Unvergessene FC-Helden: Dr. Herbert Joachimski

Der bekannteste Spieler des FC Singen in der Erstliga-Zeit – außer Willimowski natürlich – war der »lange Doktor« Herbert Joachimski. Er war als Kriegsgefangener von den Franzosen in Singen interniert worden und kam über die Kriegsgefangenen-Elf zum FC, d. h. zum Dachverein Eintracht Singen, der damals auch den FC umfasste. Vor dem Krieg begann seine Karriere bei der Breslauer SpVgg 02, die 1941/42 Meister der Gauliga Niederschlesien wurde, und er nahm mit diesem Verein 1942 an der Endrunde um die deutsche Meisterschaft teil. Nach dem Zweiten Weltkrieg spielte er von 1947 bis 1950 in der Zonenliga Süd, 1950/51 in der Oberliga Süd und von 1951 bis 1953 in der II. Liga Süd beim FC Singen 04.
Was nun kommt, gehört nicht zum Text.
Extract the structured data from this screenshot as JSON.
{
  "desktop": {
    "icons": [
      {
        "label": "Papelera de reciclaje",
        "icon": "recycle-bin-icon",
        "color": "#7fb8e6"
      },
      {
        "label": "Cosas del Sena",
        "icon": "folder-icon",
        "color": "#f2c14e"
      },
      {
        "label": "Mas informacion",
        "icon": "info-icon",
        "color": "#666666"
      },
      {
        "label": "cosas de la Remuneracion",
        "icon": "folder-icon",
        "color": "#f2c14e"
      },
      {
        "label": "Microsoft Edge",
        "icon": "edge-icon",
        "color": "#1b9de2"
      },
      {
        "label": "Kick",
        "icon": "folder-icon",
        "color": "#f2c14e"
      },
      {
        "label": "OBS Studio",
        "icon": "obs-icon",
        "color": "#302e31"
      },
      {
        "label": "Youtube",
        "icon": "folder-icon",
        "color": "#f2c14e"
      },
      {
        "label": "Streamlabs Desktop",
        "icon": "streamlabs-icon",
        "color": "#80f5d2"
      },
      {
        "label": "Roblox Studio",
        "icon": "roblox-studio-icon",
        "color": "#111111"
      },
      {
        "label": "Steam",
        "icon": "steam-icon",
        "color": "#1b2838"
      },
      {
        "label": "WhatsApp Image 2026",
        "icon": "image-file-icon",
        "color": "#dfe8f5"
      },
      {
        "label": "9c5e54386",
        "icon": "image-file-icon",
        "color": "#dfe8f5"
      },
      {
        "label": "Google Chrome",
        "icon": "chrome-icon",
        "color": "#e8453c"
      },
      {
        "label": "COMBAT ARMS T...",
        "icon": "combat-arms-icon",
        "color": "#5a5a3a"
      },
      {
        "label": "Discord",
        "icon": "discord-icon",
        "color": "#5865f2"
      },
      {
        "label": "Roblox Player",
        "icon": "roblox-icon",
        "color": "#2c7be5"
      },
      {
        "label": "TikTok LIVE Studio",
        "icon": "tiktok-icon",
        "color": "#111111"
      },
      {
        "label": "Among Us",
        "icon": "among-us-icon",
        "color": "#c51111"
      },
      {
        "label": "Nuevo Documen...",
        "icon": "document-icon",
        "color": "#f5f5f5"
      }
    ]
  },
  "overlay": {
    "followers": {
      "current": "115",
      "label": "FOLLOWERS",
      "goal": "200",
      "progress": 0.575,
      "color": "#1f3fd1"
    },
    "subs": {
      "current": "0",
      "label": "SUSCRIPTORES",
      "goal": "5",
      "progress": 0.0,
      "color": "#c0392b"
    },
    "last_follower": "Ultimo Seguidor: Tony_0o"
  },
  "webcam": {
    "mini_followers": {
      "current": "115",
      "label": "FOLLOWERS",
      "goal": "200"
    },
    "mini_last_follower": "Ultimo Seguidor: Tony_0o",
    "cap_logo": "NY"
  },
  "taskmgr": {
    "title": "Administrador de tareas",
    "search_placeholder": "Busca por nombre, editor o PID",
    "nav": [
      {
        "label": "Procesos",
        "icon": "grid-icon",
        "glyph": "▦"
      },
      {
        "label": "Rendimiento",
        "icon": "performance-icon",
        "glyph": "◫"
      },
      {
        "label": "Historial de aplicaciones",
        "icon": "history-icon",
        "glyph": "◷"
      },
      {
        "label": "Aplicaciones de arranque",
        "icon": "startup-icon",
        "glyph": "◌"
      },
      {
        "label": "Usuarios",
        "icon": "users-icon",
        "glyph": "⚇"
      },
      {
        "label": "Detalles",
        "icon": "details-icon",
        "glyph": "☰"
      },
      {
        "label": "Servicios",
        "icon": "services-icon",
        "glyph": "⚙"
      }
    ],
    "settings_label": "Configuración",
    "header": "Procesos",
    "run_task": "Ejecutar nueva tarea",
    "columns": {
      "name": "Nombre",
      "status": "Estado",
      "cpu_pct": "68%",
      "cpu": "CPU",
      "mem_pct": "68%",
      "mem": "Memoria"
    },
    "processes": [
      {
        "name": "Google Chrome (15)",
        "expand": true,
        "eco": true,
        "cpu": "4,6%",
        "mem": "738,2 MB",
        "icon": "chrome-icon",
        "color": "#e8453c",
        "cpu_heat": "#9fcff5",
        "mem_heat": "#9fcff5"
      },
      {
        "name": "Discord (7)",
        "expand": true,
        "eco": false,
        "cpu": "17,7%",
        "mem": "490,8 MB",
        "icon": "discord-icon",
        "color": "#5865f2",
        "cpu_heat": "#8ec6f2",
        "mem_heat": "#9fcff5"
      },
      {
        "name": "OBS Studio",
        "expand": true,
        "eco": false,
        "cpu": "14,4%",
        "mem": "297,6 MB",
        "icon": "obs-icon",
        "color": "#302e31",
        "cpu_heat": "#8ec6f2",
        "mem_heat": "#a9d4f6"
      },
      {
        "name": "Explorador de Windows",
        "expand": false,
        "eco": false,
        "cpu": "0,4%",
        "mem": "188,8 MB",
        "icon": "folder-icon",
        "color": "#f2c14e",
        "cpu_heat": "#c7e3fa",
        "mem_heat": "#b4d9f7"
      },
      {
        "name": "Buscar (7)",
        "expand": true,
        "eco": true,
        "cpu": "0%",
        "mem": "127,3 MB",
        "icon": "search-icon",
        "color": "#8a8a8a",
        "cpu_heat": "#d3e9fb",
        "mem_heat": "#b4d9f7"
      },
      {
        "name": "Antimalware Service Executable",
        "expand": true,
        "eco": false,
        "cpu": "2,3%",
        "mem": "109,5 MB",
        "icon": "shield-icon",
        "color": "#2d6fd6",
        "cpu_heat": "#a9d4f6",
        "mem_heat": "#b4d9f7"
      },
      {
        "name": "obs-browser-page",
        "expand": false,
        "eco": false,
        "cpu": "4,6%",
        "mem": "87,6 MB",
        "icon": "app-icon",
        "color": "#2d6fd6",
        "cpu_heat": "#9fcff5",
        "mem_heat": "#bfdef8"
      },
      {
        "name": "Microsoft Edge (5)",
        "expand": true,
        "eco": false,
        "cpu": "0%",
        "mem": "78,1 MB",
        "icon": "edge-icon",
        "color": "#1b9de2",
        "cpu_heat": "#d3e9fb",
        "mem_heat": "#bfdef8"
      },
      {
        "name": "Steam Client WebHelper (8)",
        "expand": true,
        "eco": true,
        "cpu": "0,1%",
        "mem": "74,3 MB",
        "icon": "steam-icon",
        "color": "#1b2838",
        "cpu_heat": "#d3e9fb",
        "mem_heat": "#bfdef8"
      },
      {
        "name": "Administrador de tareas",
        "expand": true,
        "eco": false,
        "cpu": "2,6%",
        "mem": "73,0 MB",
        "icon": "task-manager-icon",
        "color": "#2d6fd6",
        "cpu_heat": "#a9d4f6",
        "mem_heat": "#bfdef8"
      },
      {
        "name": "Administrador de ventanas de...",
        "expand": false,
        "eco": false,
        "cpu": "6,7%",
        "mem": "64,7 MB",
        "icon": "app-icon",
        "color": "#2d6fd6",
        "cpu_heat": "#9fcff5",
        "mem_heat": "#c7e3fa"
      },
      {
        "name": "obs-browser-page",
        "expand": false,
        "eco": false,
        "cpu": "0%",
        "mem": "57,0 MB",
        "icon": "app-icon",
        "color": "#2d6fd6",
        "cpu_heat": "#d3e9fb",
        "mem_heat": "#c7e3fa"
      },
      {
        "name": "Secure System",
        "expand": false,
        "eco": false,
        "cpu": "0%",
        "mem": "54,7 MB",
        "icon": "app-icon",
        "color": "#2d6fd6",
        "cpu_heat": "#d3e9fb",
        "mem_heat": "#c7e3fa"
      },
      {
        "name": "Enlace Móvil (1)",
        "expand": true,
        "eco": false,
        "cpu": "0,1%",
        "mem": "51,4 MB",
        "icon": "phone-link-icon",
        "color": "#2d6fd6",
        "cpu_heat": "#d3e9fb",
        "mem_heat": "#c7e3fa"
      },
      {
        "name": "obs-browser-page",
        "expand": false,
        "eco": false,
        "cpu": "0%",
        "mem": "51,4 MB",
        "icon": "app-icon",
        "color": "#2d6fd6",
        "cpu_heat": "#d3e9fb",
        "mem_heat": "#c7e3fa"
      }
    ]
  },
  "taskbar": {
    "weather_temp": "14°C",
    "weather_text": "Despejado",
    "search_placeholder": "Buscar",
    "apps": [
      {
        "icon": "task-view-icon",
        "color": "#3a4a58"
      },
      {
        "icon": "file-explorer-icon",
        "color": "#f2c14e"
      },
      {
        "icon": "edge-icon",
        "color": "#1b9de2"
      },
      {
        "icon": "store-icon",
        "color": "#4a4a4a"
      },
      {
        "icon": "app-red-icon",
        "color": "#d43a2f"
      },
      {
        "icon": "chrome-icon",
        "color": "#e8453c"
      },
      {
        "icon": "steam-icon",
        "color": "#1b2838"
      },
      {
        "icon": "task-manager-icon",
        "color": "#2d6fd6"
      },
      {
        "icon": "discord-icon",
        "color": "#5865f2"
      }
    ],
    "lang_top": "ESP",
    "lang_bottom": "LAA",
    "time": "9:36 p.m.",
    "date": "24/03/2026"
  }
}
Joachimski spielte meistens auf der Position eines Außenläufers. Er trug meistens die Rückennummer 6 und war der Prototyp des Spielers, den man heute »den Sechser« nennt, der defensive Mittelfeldspieler, der das Spiel ankurbelt. Noch beim Einsatz in der Alte-Herren-Mannschaft nach seinem Karriere-Ende schlug er, fast aus dem Stand spielend, zentimetergenaue Diagonalbälle und Steilpässe über 30 oder 40 Meter. Zitate aus dem Südkurier:

Bei dem langen Doktor liefen die Fäden zusammen, er leistete sowohl in der Defensive als auch in der Offensive Überdurchschnittliches. (Erstligaspiel in Augsburg)
Der lange Doktor beherrschte von Beginn an streckenweise das Feld. (Zweitligaspiel 1951 gegen den SV Wiesbaden, der damals von dem anderen »Langen«, dem späteren Bundestrainer Helmut Schön trainiert wurde)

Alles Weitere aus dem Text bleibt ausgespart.